Although these fraud technologies delivered some positive results, the cost to the policyholder relationship was often not worth the price. Since the earlier technology tools would often err on the side of caution, any suspect claim would be flagged and result in a subsequent investigation. Oftentimes, valid claims were flagged (AKA false positives) and the legitimate claimant became incensed when being so closely scrutinized by their insurance company.

Fast forward-today’s tools
Fraud technology has come a long way in the past couple of years by offering toolsets and software with advanced computational techniques and the ability to ‘learn’ from experience to get even better at fraud detection and pattern identification. This ‘learning’ characteristic enables the software to adapt and increase in sophistication as more and more intelligence is gathered over time. The more intelligent the tools become, the more chance of detecting fraud in the early stages and predicting potential areas of fraud before the criminals have even uncovered the opportunity. The greater the fraud-detection automation the less reliance on the human element, the greater the accuracy, and the fewer false positives to chase down.

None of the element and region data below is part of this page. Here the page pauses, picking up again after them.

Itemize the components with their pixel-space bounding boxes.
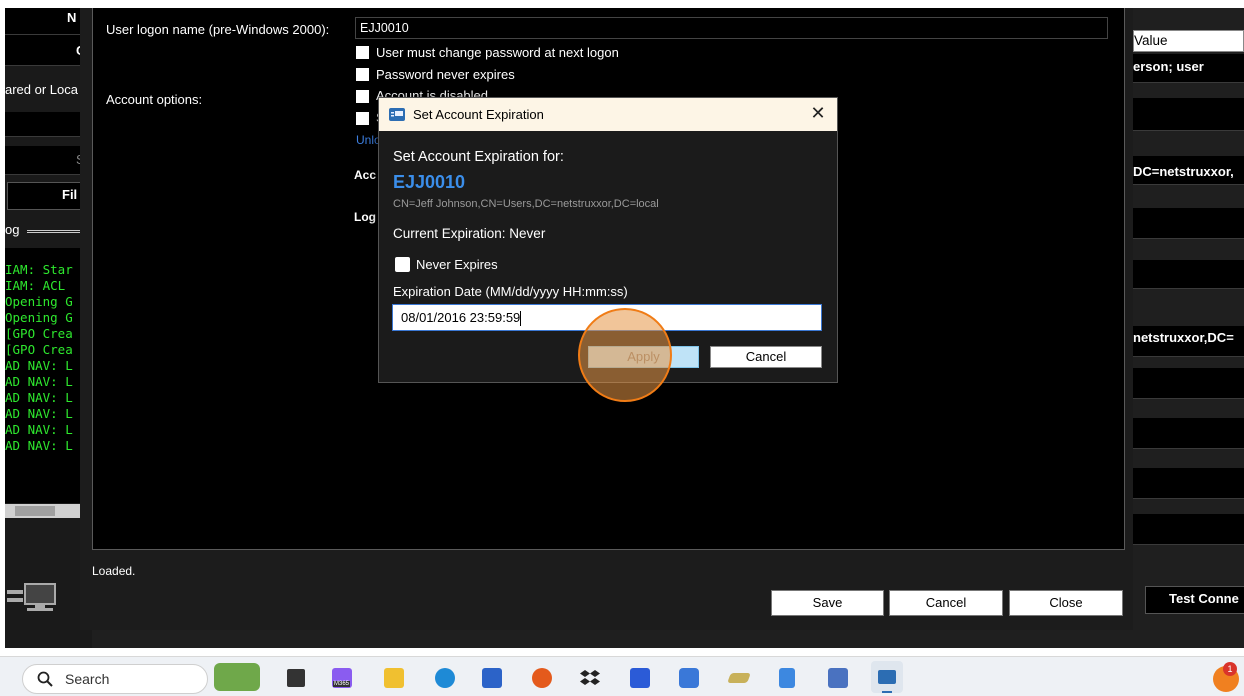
account-disabled-checkbox[interactable]: [356, 90, 369, 103]
save-button[interactable]: Save: [771, 590, 884, 616]
log-line: AD NAV: L: [5, 406, 73, 421]
account-expires-label: Acc: [354, 168, 377, 182]
file-explorer-icon[interactable]: [384, 668, 404, 688]
option-checkbox[interactable]: [356, 112, 369, 125]
right-value-dn1: DC=netstruxxor,: [1133, 164, 1234, 179]
log-line: AD NAV: L: [5, 390, 73, 405]
m365-icon[interactable]: M365: [332, 668, 352, 688]
dropbox-icon[interactable]: [580, 668, 600, 688]
right-value-dn2: netstruxxor,DC=: [1133, 330, 1234, 345]
expiration-date-label: Expiration Date (MM/dd/yyyy HH:mm:ss): [393, 284, 628, 299]
file-button-label: Fil: [62, 187, 78, 202]
log-line: Opening G: [5, 310, 73, 325]
log-console: IAM: Star IAM: ACL Opening G Opening G […: [5, 248, 90, 503]
edge-icon[interactable]: [435, 668, 455, 688]
log-line: AD NAV: L: [5, 358, 73, 373]
logon-name-label: User logon name (pre-Windows 2000):: [106, 22, 330, 37]
store-icon[interactable]: [482, 668, 502, 688]
close-icon[interactable]: ✕: [807, 102, 829, 124]
tool-icon[interactable]: [727, 673, 751, 683]
password-never-expires-label: Password never expires: [376, 67, 515, 82]
account-options-label: Account options:: [106, 92, 203, 107]
left-label-shared: ared or Loca: [5, 82, 78, 97]
task-view-icon[interactable]: [287, 669, 305, 687]
unlock-account-link[interactable]: Unlo: [356, 133, 381, 147]
connect-icon[interactable]: [679, 668, 699, 688]
network-app-taskbar-icon: [878, 670, 896, 684]
close-button[interactable]: Close: [1009, 590, 1123, 616]
log-line: IAM: ACL: [5, 278, 66, 293]
test-connection-label: Test Conne: [1169, 591, 1239, 606]
widgets-icon[interactable]: [214, 663, 260, 691]
log-line: [GPO Crea: [5, 342, 73, 357]
dialog-cancel-button[interactable]: Cancel: [710, 346, 822, 368]
log-label: og: [5, 222, 20, 237]
logon-name-field[interactable]: EJJ0010: [355, 17, 1108, 39]
m365-label: M365: [333, 681, 351, 687]
notification-badge: 1: [1223, 662, 1237, 676]
log-line: AD NAV: L: [5, 374, 73, 389]
logon-hours-label: Log: [354, 210, 376, 224]
cancel-button[interactable]: Cancel: [889, 590, 1003, 616]
log-line: IAM: Star: [5, 262, 73, 277]
status-text: Loaded.: [92, 564, 136, 578]
taskbar: Search M365 1: [0, 656, 1244, 696]
left-label-n: N: [67, 10, 77, 25]
taskbar-search[interactable]: Search: [22, 664, 208, 694]
left-panel: N C ared or Loca S Fil og IAM: Star IAM:…: [5, 8, 92, 648]
active-app-button[interactable]: [871, 661, 903, 693]
log-line: AD NAV: L: [5, 438, 73, 453]
network-app-icon: [389, 108, 405, 121]
dialog-title: Set Account Expiration: [413, 107, 544, 122]
current-expiration: Current Expiration: Never: [393, 226, 546, 241]
value-header-label: Value: [1134, 33, 1168, 48]
right-panel: Value erson; user DC=netstruxxor, netstr…: [1133, 8, 1244, 648]
teams-tool-icon[interactable]: [630, 668, 650, 688]
log-line: AD NAV: L: [5, 422, 73, 437]
log-line: Opening G: [5, 294, 73, 309]
never-expires-label: Never Expires: [416, 257, 498, 272]
account-name: EJJ0010: [393, 172, 466, 192]
network-computer-icon: [5, 580, 61, 614]
notepad-icon[interactable]: [779, 668, 795, 688]
never-expires-checkbox[interactable]: [395, 257, 410, 272]
notification-icon[interactable]: 1: [1213, 662, 1239, 692]
expiration-date-value: 08/01/2016 23:59:59: [401, 310, 521, 325]
search-label: Search: [65, 671, 110, 687]
dialog-heading: Set Account Expiration for:: [393, 149, 564, 165]
dialog-title-bar[interactable]: Set Account Expiration ✕: [379, 98, 837, 131]
password-never-expires-checkbox[interactable]: [356, 68, 369, 81]
distinguished-name: CN=Jeff Johnson,CN=Users,DC=netstruxxor,…: [393, 198, 659, 210]
remote-desktop-icon[interactable]: [828, 668, 848, 688]
search-icon: [36, 670, 54, 688]
horizontal-scrollbar[interactable]: [5, 504, 85, 518]
firefox-icon[interactable]: [532, 668, 552, 688]
right-value-user: erson; user: [1133, 59, 1204, 74]
click-highlight: [578, 308, 672, 402]
must-change-password-checkbox[interactable]: [356, 46, 369, 59]
must-change-password-label: User must change password at next logon: [376, 45, 619, 60]
log-line: [GPO Crea: [5, 326, 73, 341]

Combining the early generation of fraud-fighting tools with these new advanced predictive analytics and adaptive optimization techniques (rough sets, classifier systems, revolutionary programming) gives the insurance industry the opportunity to gain ground in the fraud race.

Only as good as the data
While technology has come a long way in the effort to fight fraud, these tools are still heavily reliant on the volume and quality of the data used in the analysis, detection and prediction. While more data will be acquired as the tools are used, starting with the most accurate and complete set of information will only speed up progress. The agent is a wealth of policyholder information and may have the most complete and current set of data and intelligence on their client set. Given that assumption, the more the agent can share and validate with the carrier, the better for all involved. Granted, for the time being the carriers themselves will continue to struggle with their silos of data scattered across the enterprise, but many are now working to consolidate and validate these data subsets to create a more complete, current and accurate view of the client base.

Don’t stand still
Certainly, the states and the Feds will continue to work to establish tougher laws and will expand fraud bureaus. Insurance carriers will continue to invest in fraud technology and establish Special Investigative Units (SIU). But, the wise agent will know that their role in identifying the troublemakers early in the process is critical to success. Working with the carriers, understanding their fraud fighting methods, utilizing available services like those offered by MIB and knowing the client is the best line of defense in winning the war on fraud.